- Coat of arms
- Location of Eppenberg within Cochem-Zell district
- Location of Eppenberg
- Eppenberg Eppenberg
- Coordinates: 50°14′55″N 7°4′21″E﻿ / ﻿50.24861°N 7.07250°E
- Country: Germany
- State: Rhineland-Palatinate
- District: Cochem-Zell
- Municipal assoc.: Kaisersesch

Government
- • Mayor (2019–24): Nikolaus Braunschädel

Area
- • Total: 4.12 km^{2} (1.59 sq mi)
- Elevation: 500 m (1,600 ft)

Population (2023-12-31)
- • Total: 243
- • Density: 59.0/km^{2} (153/sq mi)
- Time zone: UTC+01:00 (CET)
- • Summer (DST): UTC+02:00 (CEST)
- Postal codes: 56759
- Dialling codes: 02653
- Vehicle registration: COC
- Website: eppenberg.kaisersesch.de

= Eppenberg =

Eppenberg is an Ortsgemeinde – a municipality belonging to a Verbandsgemeinde, a kind of collective municipality – in the Cochem-Zell district in Rhineland-Palatinate, Germany. It belongs to the Verbandsgemeinde of Kaisersesch, whose seat is in the like-named town.

== Geography ==

The municipality lies in the Eifel.

== History ==
Beginning in 1794, Eppenberg lay under French rule. In 1815 it was assigned to the Kingdom of Prussia at the Congress of Vienna. Since 1946, it has been part of the then newly founded state of Rhineland-Palatinate.

== Politics ==

=== Municipal council ===
The council is made up of 6 council members, who were elected by majority vote at the municipal election held on 7 June 2009, and the honorary mayor as chairman.

=== Mayor ===
Eppenberg's mayor is Nikolaus Braunschädel.

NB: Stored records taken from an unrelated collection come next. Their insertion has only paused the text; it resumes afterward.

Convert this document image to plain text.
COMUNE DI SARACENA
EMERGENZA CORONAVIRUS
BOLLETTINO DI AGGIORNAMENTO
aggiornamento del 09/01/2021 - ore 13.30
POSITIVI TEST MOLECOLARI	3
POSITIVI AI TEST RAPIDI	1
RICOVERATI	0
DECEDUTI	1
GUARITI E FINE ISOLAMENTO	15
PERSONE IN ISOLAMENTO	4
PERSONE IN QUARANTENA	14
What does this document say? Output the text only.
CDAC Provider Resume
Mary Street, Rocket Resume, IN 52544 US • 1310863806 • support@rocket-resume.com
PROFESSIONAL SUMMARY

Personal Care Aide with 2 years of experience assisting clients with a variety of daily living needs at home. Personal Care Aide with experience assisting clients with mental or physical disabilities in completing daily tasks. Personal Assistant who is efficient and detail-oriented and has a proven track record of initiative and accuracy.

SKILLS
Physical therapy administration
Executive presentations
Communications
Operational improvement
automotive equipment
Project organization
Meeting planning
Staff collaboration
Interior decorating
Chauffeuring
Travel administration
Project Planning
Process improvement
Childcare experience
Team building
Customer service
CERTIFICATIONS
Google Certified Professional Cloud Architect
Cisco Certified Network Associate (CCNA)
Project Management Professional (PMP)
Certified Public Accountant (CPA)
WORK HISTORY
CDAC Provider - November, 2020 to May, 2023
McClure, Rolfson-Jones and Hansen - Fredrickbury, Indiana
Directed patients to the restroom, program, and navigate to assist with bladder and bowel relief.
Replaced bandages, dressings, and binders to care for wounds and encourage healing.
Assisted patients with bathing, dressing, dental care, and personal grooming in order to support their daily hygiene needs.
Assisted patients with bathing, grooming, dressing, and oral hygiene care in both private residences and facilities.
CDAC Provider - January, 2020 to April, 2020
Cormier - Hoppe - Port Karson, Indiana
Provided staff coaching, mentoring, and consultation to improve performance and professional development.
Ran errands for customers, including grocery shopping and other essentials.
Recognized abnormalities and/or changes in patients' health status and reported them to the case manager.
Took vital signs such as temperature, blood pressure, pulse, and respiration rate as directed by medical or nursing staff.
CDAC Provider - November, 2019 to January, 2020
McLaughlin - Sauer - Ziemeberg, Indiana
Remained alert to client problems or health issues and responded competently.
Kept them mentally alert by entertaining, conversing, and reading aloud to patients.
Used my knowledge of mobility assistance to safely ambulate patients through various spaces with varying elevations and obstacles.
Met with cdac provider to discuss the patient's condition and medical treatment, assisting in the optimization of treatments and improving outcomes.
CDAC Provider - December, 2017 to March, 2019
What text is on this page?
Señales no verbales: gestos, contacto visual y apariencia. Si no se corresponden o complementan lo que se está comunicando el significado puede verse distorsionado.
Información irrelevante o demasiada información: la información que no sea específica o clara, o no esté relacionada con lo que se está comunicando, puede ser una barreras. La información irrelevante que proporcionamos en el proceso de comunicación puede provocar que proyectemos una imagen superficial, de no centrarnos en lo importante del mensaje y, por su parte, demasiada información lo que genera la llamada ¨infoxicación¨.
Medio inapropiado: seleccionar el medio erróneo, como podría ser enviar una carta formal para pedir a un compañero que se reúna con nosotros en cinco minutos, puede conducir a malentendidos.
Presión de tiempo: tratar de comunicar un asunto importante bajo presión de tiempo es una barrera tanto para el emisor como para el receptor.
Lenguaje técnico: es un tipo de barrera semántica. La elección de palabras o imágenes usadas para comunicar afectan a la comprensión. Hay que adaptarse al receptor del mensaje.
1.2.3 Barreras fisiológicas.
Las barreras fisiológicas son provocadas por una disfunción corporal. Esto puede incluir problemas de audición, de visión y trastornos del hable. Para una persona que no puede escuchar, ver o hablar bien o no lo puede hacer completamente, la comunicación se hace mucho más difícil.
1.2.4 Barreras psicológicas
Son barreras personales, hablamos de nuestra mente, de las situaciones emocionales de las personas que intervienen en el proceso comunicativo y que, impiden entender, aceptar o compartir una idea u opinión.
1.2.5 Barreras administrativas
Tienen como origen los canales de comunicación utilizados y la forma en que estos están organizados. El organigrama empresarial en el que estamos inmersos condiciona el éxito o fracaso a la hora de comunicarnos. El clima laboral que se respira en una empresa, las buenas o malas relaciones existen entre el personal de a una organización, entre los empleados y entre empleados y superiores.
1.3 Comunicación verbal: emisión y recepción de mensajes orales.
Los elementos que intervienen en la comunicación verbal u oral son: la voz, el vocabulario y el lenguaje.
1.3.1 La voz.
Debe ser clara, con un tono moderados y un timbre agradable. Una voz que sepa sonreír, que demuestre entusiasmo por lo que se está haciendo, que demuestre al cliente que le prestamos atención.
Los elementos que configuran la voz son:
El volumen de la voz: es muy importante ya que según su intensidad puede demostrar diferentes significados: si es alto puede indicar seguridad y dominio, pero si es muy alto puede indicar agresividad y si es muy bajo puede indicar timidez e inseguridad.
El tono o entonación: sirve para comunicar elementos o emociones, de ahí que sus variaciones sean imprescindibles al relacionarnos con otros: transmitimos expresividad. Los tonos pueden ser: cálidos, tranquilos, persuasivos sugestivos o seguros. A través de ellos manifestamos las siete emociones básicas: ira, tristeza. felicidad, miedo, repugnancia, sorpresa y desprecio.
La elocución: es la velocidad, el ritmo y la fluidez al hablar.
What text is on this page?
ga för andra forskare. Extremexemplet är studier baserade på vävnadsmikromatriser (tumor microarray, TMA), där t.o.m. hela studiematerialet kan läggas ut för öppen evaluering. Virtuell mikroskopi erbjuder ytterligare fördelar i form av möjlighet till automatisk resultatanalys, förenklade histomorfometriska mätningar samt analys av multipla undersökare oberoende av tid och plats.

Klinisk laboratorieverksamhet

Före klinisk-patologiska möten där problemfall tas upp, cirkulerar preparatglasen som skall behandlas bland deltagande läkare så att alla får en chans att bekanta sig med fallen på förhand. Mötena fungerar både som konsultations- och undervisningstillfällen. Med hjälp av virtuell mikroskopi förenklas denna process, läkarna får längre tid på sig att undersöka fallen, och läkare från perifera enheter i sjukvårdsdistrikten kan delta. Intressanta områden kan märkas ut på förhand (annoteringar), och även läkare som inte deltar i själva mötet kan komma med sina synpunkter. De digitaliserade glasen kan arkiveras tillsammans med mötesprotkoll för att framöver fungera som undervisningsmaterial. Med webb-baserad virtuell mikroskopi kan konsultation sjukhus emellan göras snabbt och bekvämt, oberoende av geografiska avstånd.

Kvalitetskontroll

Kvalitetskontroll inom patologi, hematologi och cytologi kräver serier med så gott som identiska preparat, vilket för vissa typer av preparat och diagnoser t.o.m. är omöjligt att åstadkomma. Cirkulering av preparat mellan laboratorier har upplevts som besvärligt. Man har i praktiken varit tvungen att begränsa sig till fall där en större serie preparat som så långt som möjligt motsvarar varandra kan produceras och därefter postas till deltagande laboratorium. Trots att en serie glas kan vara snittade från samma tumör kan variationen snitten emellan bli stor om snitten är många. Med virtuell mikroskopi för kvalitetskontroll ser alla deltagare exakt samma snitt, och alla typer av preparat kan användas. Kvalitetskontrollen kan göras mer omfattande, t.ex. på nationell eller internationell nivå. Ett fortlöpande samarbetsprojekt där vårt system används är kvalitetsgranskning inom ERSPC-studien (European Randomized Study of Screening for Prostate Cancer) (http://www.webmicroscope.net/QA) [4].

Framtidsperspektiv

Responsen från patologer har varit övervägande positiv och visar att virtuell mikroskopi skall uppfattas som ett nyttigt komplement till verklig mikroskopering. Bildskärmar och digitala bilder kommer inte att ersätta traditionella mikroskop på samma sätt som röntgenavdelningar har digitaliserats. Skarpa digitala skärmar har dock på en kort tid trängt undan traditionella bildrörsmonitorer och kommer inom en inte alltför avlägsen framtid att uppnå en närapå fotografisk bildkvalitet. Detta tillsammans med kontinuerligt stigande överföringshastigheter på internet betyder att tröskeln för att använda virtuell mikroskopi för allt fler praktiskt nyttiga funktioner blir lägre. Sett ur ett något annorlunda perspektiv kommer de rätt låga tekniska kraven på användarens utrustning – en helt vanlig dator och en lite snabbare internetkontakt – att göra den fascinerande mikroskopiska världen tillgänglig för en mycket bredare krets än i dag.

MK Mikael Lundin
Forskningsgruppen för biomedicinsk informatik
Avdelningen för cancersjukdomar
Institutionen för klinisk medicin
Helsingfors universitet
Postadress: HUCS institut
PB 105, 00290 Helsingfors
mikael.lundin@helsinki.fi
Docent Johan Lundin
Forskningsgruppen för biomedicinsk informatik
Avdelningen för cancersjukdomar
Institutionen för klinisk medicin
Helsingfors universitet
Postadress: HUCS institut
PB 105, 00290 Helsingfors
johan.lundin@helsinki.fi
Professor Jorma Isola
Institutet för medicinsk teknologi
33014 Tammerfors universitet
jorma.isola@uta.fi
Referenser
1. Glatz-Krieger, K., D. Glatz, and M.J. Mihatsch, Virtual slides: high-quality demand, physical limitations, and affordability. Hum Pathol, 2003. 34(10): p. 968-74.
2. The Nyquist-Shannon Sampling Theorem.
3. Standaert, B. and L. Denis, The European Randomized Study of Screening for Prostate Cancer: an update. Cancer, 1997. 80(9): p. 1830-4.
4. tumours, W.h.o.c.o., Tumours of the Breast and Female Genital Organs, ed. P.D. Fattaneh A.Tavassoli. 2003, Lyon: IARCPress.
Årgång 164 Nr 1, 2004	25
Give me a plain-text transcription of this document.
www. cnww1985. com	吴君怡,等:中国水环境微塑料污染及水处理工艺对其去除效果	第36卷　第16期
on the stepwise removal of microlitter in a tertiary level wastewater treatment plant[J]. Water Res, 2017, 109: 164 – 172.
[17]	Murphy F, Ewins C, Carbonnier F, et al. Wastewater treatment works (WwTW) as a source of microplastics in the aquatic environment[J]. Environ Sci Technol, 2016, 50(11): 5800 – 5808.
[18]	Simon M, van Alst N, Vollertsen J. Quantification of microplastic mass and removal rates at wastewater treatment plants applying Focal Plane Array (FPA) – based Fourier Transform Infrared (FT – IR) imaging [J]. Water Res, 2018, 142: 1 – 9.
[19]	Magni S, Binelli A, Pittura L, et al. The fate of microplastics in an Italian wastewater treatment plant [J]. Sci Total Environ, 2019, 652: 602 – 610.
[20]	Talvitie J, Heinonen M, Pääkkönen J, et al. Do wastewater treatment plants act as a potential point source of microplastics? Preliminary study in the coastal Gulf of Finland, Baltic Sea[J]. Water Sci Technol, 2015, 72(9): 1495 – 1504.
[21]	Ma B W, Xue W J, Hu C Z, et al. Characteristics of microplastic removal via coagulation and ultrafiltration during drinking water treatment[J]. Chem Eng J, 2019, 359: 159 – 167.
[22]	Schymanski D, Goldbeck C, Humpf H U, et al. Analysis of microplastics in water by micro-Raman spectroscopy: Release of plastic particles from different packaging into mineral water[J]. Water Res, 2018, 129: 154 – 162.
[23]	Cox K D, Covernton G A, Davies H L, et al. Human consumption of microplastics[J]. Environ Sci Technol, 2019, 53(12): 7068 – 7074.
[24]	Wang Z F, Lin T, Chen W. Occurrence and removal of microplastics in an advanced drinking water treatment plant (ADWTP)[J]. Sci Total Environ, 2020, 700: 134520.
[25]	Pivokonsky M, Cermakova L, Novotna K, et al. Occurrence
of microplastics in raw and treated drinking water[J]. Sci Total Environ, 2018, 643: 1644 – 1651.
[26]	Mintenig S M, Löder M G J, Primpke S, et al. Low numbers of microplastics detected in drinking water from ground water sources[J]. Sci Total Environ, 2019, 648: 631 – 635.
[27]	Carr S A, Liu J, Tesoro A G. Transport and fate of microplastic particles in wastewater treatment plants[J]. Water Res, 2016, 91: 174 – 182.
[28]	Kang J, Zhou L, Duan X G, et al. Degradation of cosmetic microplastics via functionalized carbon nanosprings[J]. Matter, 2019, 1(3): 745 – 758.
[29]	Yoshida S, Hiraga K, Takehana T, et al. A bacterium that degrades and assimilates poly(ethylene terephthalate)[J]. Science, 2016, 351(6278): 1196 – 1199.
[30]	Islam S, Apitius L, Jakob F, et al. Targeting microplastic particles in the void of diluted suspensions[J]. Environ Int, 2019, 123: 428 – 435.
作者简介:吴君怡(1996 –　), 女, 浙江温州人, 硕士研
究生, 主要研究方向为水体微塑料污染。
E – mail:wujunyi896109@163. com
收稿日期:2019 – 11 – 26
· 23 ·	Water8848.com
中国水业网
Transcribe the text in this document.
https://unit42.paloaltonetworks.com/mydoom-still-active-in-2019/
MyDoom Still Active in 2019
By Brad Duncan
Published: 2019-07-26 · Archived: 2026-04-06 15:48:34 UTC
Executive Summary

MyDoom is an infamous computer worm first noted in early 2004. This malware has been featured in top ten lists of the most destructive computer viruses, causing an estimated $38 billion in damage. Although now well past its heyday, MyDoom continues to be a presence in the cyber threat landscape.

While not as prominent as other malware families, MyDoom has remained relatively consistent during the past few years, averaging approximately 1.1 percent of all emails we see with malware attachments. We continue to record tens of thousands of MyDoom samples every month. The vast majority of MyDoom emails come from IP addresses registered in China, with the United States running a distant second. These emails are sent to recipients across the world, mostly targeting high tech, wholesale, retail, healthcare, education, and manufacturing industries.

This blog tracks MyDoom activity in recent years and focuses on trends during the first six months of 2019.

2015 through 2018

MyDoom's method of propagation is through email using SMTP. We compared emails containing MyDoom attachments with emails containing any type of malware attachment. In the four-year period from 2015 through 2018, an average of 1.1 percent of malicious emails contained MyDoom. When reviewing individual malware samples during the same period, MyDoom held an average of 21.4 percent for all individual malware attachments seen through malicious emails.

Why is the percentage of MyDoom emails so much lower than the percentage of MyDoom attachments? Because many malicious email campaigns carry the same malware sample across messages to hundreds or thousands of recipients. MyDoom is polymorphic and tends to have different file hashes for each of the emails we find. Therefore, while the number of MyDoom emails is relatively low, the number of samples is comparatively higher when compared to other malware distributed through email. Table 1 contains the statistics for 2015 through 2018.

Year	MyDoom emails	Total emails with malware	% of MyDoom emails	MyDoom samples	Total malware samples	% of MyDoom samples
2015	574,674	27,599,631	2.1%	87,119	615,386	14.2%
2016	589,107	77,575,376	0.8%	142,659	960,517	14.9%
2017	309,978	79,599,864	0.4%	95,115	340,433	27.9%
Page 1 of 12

== Culture and sightseeing ==

=== Buildings ===
The following are listed buildings or sites in Rhineland-Palatinate’s Directory of Cultural Monuments:
- Near the graveyard – Wayside chapel, plastered building, 19th century; Gothic Revival gypsum Pietà, 20th century

=== Youth ===
Since the summer of 2005, Eppenberg has had a youth centre for all the village's youth, who organize the yearly Walpurgis Night festivities and village festival.

=== Kermis ===
The St.-Anna-Kirmes is held each year on the last weekend in July.